Fig 6. HCV activates type III IFN response via peroxisomal and mitochondrial MAVS to a comparable extent.

(A) Huh7 MAVS^KO cell lines were generated using the CRISPR/Cas system. Cleavage resistant wt-, pex- and mitoMAVS were expressed in these cells by lentiviral transduction. Expression levels of the proteins were quantified by Western blot. Numbers above each lane refer to abundance of a given MAVS variant, normalized to β-actin and endogenous MAVS that was set to one. (B) Cell lines were infected with either the HCV reporter virus JcR2a (MOI = 1) or Jc1 (MOI = 1). Seventy two hours later HCV replication in JcR2a-infected cells was determined by luciferase assay whereas Jc1-infected cells were analyzed by NS5A-specific immunofluorescence. The percentage of infected cells was determined by counting at least 500 cells for each condition. (C) Cells were infected with the HCV isolate Jc1 (MOI = 5) and amounts of IFN-λ1–3 released into cell culture supernatants were determined by ELISA. The dashed line represents the limit of detection limit (LOD). N.d., not detectable. (D) Total RNA of infected cells was extracted and mRNA amounts of ISG56 and type III IFNs were determined by qRT-PCR. All data were normalized to GAPDH using the ΔΔct method and are expressed relative to uninfected control cells (set to 1). A representative experiment performed with technical triplicates is shown. Bars indicate the standard error. All experiments were conducted three times and with two additional Huh7 knockout cell clones. (E) Huh7 cells were infected with Jc1 (MOI = 5) and transfected 40 hours later with expression constructs encoding GFP-tagged CTD of wt- or pexMAVS (for construct design see Fig 2A). Note that HCV-mediated cleavage of the reporter results in nuclear accumulation of the eGFP signal. White arrow indicates an HCV infected cell. Scale bar, 20 μm.
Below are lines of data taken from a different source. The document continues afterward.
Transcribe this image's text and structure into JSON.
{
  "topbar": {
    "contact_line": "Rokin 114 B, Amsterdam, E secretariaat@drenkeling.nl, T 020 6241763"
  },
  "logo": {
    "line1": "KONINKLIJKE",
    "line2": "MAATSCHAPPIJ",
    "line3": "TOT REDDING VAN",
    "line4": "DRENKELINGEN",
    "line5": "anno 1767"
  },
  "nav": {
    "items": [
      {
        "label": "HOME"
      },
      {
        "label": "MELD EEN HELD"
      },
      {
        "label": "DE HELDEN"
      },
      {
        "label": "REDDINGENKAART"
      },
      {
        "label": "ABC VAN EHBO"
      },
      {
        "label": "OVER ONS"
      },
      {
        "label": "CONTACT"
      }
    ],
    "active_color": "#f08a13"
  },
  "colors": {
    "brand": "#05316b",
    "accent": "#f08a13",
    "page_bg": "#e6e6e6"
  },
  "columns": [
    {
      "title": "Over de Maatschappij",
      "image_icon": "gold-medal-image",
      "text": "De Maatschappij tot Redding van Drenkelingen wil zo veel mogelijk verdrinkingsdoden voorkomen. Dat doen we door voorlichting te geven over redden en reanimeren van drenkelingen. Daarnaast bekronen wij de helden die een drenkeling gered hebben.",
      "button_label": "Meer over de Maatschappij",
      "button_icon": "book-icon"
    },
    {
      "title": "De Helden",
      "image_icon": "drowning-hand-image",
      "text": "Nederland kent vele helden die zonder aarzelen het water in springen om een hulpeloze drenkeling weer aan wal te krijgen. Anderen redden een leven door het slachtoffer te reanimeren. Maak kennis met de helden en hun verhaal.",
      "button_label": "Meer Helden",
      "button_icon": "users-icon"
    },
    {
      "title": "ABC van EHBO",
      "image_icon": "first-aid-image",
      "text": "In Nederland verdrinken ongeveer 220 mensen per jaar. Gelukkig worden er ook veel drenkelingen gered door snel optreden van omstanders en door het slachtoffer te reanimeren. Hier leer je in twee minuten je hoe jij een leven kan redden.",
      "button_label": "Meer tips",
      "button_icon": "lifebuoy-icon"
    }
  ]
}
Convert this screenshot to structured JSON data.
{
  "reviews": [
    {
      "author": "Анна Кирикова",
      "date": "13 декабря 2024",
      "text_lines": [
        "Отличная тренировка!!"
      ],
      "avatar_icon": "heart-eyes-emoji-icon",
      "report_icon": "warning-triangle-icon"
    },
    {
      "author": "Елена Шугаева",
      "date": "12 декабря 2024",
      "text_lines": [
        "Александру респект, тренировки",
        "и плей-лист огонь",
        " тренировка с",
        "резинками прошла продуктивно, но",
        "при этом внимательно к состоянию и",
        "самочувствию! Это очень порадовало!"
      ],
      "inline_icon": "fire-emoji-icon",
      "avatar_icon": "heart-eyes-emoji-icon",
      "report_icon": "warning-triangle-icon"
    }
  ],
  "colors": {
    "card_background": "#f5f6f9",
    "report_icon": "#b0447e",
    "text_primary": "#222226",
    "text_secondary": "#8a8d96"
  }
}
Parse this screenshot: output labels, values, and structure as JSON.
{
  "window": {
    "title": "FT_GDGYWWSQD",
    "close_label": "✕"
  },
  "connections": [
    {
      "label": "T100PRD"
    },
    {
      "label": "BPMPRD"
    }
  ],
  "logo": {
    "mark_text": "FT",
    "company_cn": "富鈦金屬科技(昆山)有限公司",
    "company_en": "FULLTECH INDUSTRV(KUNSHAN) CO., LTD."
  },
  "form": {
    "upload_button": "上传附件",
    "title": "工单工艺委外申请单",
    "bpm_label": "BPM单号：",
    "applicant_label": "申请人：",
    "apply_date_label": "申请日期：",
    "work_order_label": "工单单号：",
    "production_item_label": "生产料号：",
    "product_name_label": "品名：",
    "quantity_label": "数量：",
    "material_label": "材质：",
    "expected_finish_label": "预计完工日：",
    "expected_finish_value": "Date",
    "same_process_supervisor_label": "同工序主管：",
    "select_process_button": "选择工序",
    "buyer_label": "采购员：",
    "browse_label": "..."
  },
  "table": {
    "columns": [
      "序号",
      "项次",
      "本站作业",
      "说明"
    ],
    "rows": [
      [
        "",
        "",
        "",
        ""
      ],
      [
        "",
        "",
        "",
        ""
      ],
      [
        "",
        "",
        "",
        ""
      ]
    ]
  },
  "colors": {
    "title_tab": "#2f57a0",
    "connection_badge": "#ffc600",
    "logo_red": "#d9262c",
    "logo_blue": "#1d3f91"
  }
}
Fig 7. Blunting of the interferon response upon HCV infection occurs independent from MAVS subcellular localization.

Huh7-MAVS^KO cells were rescued with cleavable wt-, pex- or mitoMAVS or cleavage-resistant wtMAVS^CR. (A) Cells were infected with SeV (MOI = 5) for periods specified in the bottom of each panel. Total RNA was isolated and amounts of ISG56 and IFN-λ1 mRNAs were determined by qRT-PCR. All data were normalized to GAPDH and uninfected control cells (set to 1). (B) Cells were infected with HCV and 48 hours later MAVS cleavage and HCV infection was determined by Western blot using antibodies specified in the right of each panel. Asterisks indicate cleavage products of MAVS variants. (C) Cell culture supernatants were harvested at given time points after HCV infection and amounts of IFN-λ1–3 were measured by ELISA. The dashed line indicates the limit of detection (LOD). (D) Amounts of ISG56 and IFN-λs mRNA were determined by qRT-PCR. Values were normalized to those obtained for uninfected cells. All data were normalized to GAPDH using the ΔΔct method.